Caitlyn Meissner12/10/10
The mysterious sign made me smile, and the message was good all throughout. Good job!
Virgil Youngblood 12/11/10
The characters you shuffled together add a wonderful dimension to the story. Whom God calls He equips, and each character in their own way demonstrates this. Well written and enjoyable to read.
Beth LaBuff 12/11/10
ah... super creative! I loved all the mis-matched presents (from their equally diverse givers) all coming together to be used to assist in this birth. (and like Verna, I love your underlying story!) ...and your MC's ability to realize she doesn't have all the skills or answers. [I'm taking that lesson for myself!] Great work!
Joanne Sher 12/12/10
Very creative, Lisa. Love all the different personalities and the gifts that worked just right.

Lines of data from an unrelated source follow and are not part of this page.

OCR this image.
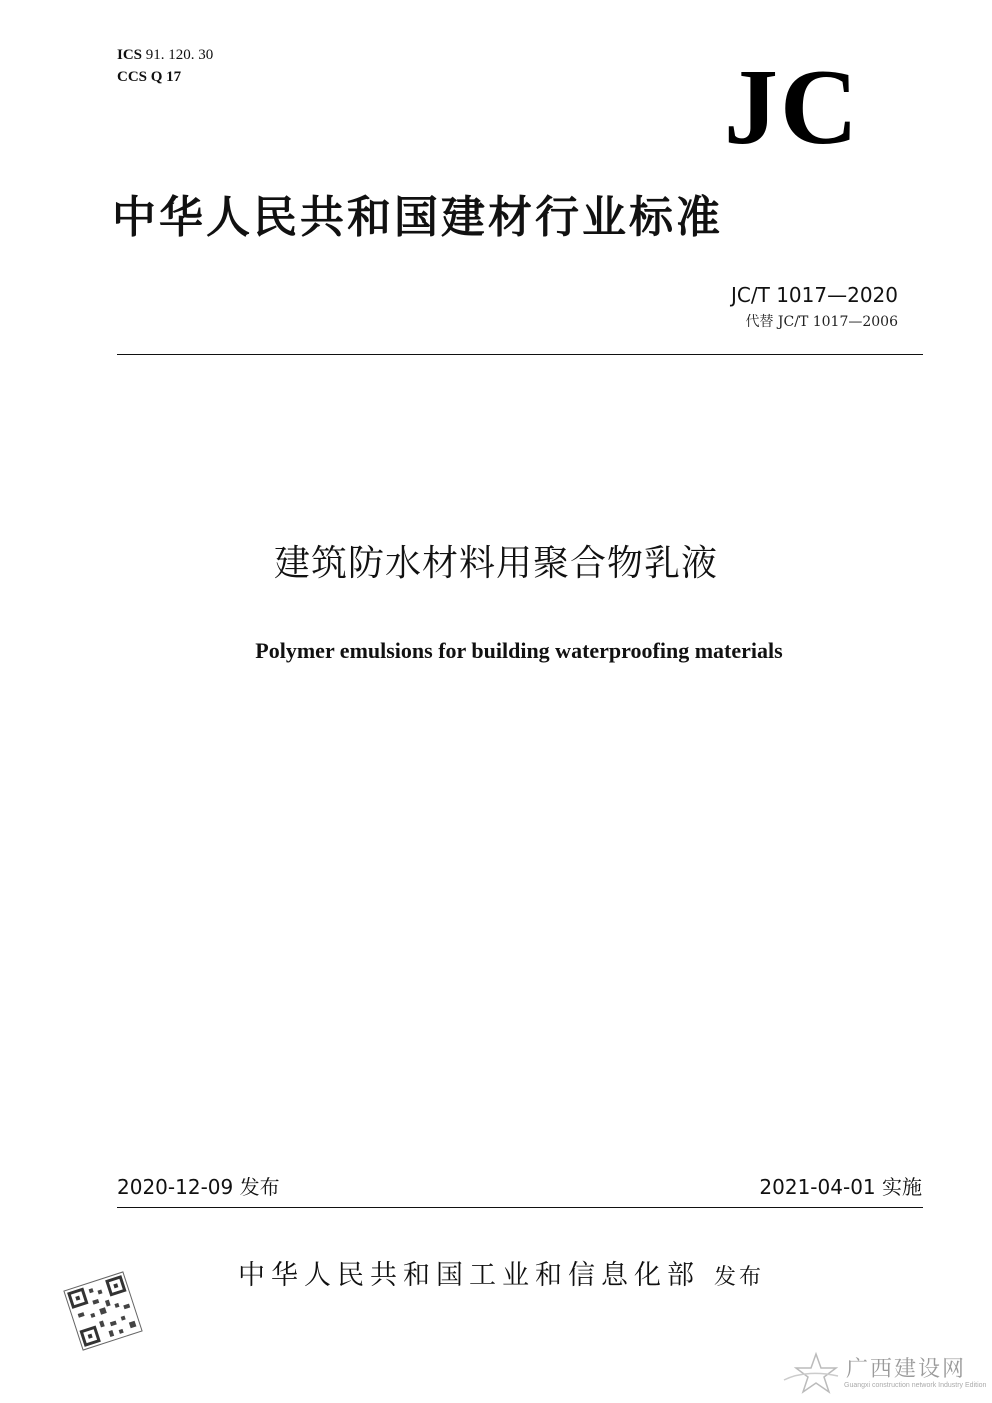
ICS 91. 120. 30
CCS Q 17	JC
中华人民共和国建材行业标准
JC/T 1017—2020
代替 JC/T 1017—2006
建筑防水材料用聚合物乳液
Polymer emulsions for building waterproofing materials
2020-12-09 发布	2021-04-01 实施
中华人民共和国工业和信息化部 发布
广西建设网
Guangxi construction network Industry Edition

Anita van der Elst12/12/10
I understand the sort of self-deprecating attitude of the MC. But no need for self-deprecation by the author! Very well done!

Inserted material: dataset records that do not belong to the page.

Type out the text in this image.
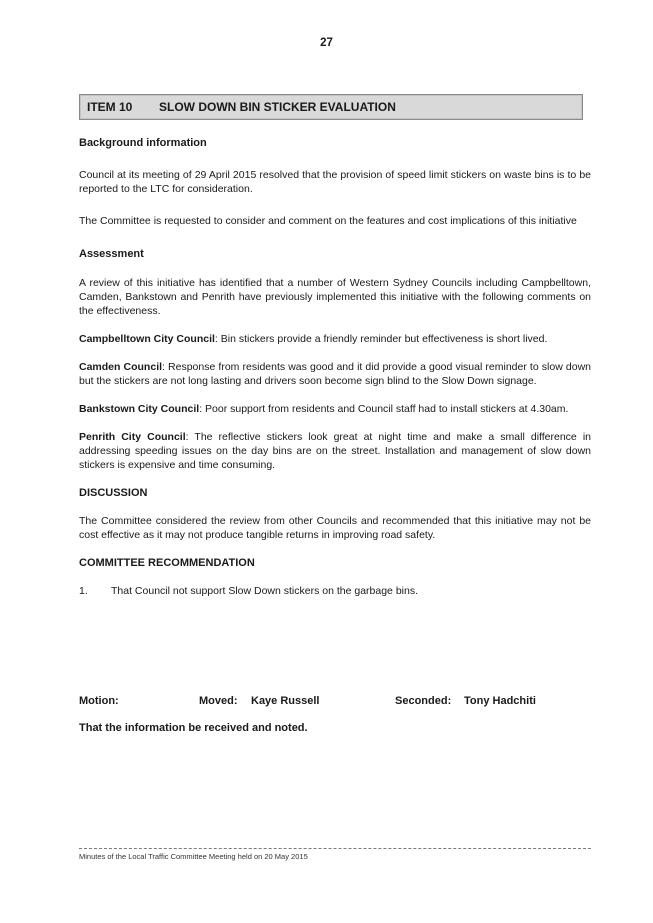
27
ITEM 10 SLOW DOWN BIN STICKER EVALUATION

Background information

Council at its meeting of 29 April 2015 resolved that the provision of speed limit stickers on waste bins is to be reported to the LTC for consideration.

The Committee is requested to consider and comment on the features and cost implications of this initiative

Assessment

A review of this initiative has identified that a number of Western Sydney Councils including Campbelltown, Camden, Bankstown and Penrith have previously implemented this initiative with the following comments on the effectiveness.

Campbelltown City Council: Bin stickers provide a friendly reminder but effectiveness is short lived.

Camden Council: Response from residents was good and it did provide a good visual reminder to slow down but the stickers are not long lasting and drivers soon become sign blind to the Slow Down signage.

Bankstown City Council: Poor support from residents and Council staff had to install stickers at 4.30am.

Penrith City Council: The reflective stickers look great at night time and make a small difference in addressing speeding issues on the day bins are on the street. Installation and management of slow down stickers is expensive and time consuming.

DISCUSSION

The Committee considered the review from other Councils and recommended that this initiative may not be cost effective as it may not produce tangible returns in improving road safety.

COMMITTEE RECOMMENDATION

1.	That Council not support Slow Down stickers on the garbage bins.
Motion:	Moved: Kaye Russell	Seconded: Tony Hadchiti
That the information be received and noted.
Minutes of the Local Traffic Committee Meeting held on 20 May 2015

Shann Hall-LochmannVanBennekom 12/13/10
This is a great story and I've been positive there was a detour sign once only to find out after making a large circle that one didn't exist. It gave us all chills when we heard about the deadly accident at the time we should have been on the road.

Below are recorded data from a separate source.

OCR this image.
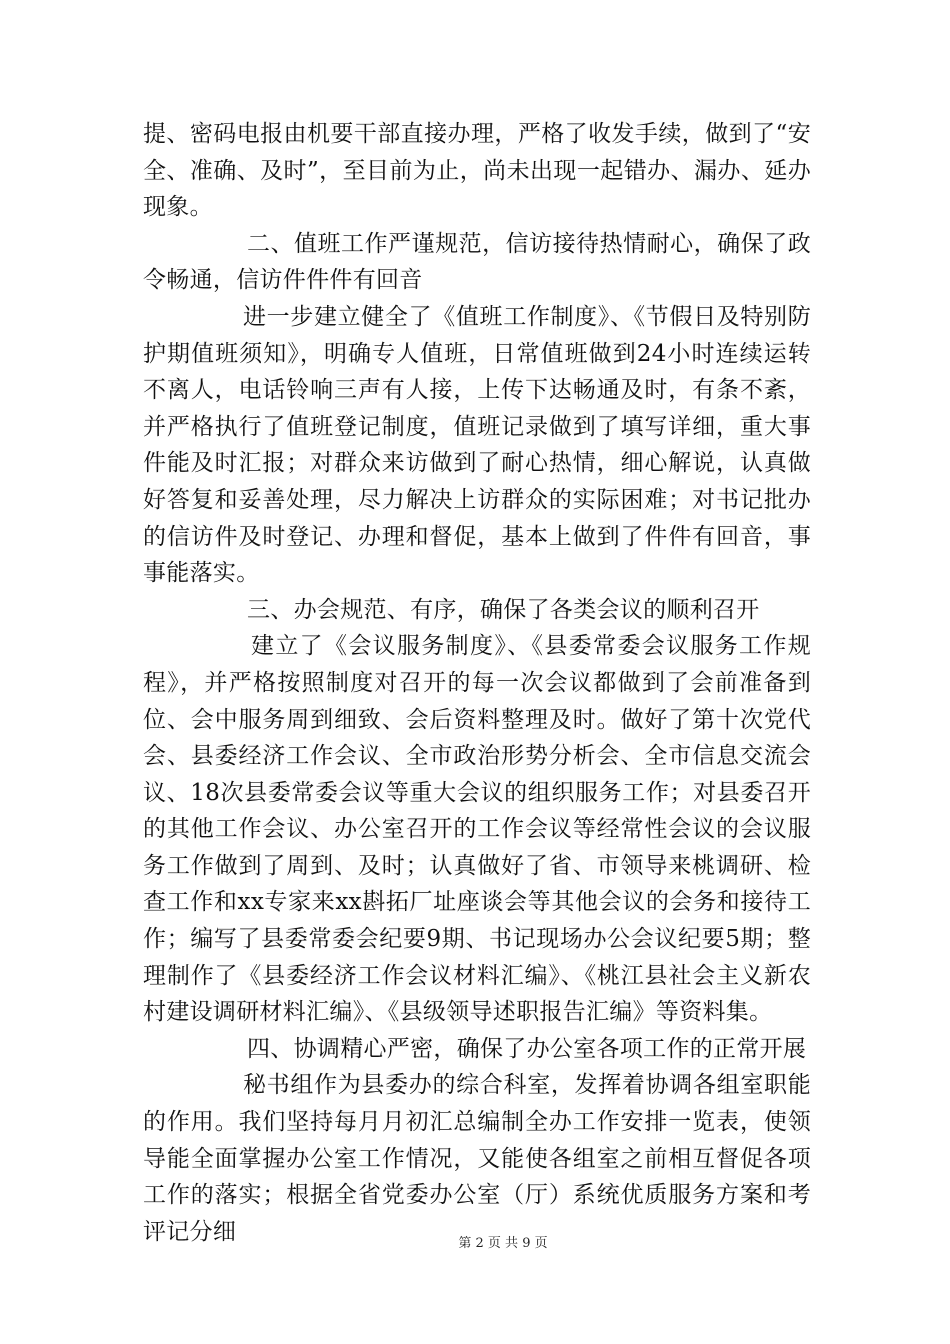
提、密码电报由机要干部直接办理，严格了收发手续，做到了“安全、准确、及时”，至目前为止，尚未出现一起错办、漏办、延办现象。

二、值班工作严谨规范，信访接待热情耐心，确保了政令畅通，信访件件件有回音

进一步建立健全了《值班工作制度》、《节假日及特别防护期值班须知》，明确专人值班，日常值班做到24小时连续运转不离人，电话铃响三声有人接，上传下达畅通及时，有条不紊，并严格执行了值班登记制度，值班记录做到了填写详细，重大事件能及时汇报；对群众来访做到了耐心热情，细心解说，认真做好答复和妥善处理，尽力解决上访群众的实际困难；对书记批办的信访件及时登记、办理和督促，基本上做到了件件有回音，事事能落实。

三、办会规范、有序，确保了各类会议的顺利召开

建立了《会议服务制度》、《县委常委会议服务工作规程》，并严格按照制度对召开的每一次会议都做到了会前准备到位、会中服务周到细致、会后资料整理及时。做好了第十次党代会、县委经济工作会议、全市政治形势分析会、全市信息交流会议、18次县委常委会议等重大会议的组织服务工作；对县委召开的其他工作会议、办公室召开的工作会议等经常性会议的会议服务工作做到了周到、及时；认真做好了省、市领导来桃调研、检查工作和xx专家来xx斟拓厂址座谈会等其他会议的会务和接待工作；编写了县委常委会纪要9期、书记现场办公会议纪要5期；整理制作了《县委经济工作会议材料汇编》、《桃江县社会主义新农村建设调研材料汇编》、《县级领导述职报告汇编》等资料集。

四、协调精心严密，确保了办公室各项工作的正常开展

秘书组作为县委办的综合科室，发挥着协调各组室职能的作用。我们坚持每月月初汇总编制全办工作安排一览表，使领导能全面掌握办公室工作情况，又能使各组室之前相互督促各项工作的落实；根据全省党委办公室（厅）系统优质服务方案和考评记分细	第 2 页 共 9 页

I'm sure many people will be reminded of similar miracles. That's good storytelling when you can tell a suspenseful and exciting people that make people think of how God worked in their lives as well. Great job!
Gregory Kane12/14/10
Excellent. I loved your description of the techie as spontaneous and un-conventional. A much better way to operate in my opinion
Lollie Hofer 12/14/10
What a great story...good story line, quirky characters, mystery, miracles. It doesn't get any better than this.
Edmond Ng 12/15/10
A creative story depicting a mysterious God. There is much truth about how our God can sometimes lead us to where we are needed most. It's not our skill or position, but our care that is really important. Excellent writing!
Connie Dixon12/15/10
"This was surely not the prescribed method for delivering a baby." What a timely message. Loved this modern reminder of a historical birth. (and the way God gets our attention at times.) Great job.
Amanda Brogan12/15/10
Very unique and well-thought-out take on the topic! I liked how each birthday present became a gift for the new infant. I agree -- great message!

(And I like the title you came up with. ;) )
Troy Manning12/16/10
As w/ the resourcefulness of your characters, there is a nice economy of language in your story that propels the reader along nicely. Well done! :)
Shann Hall-LochmannVanBennekom 12/16/10
Congratulations for placing in the top 12 your level and the top 20 overall!
Amanda Brogan12/17/10
Yay for your ranking, Lisa! See, "fluffy" can be good. ;)
Amy Michelle Wiley 12/17/10
Wow. You're a good writer, Lisa, my friend.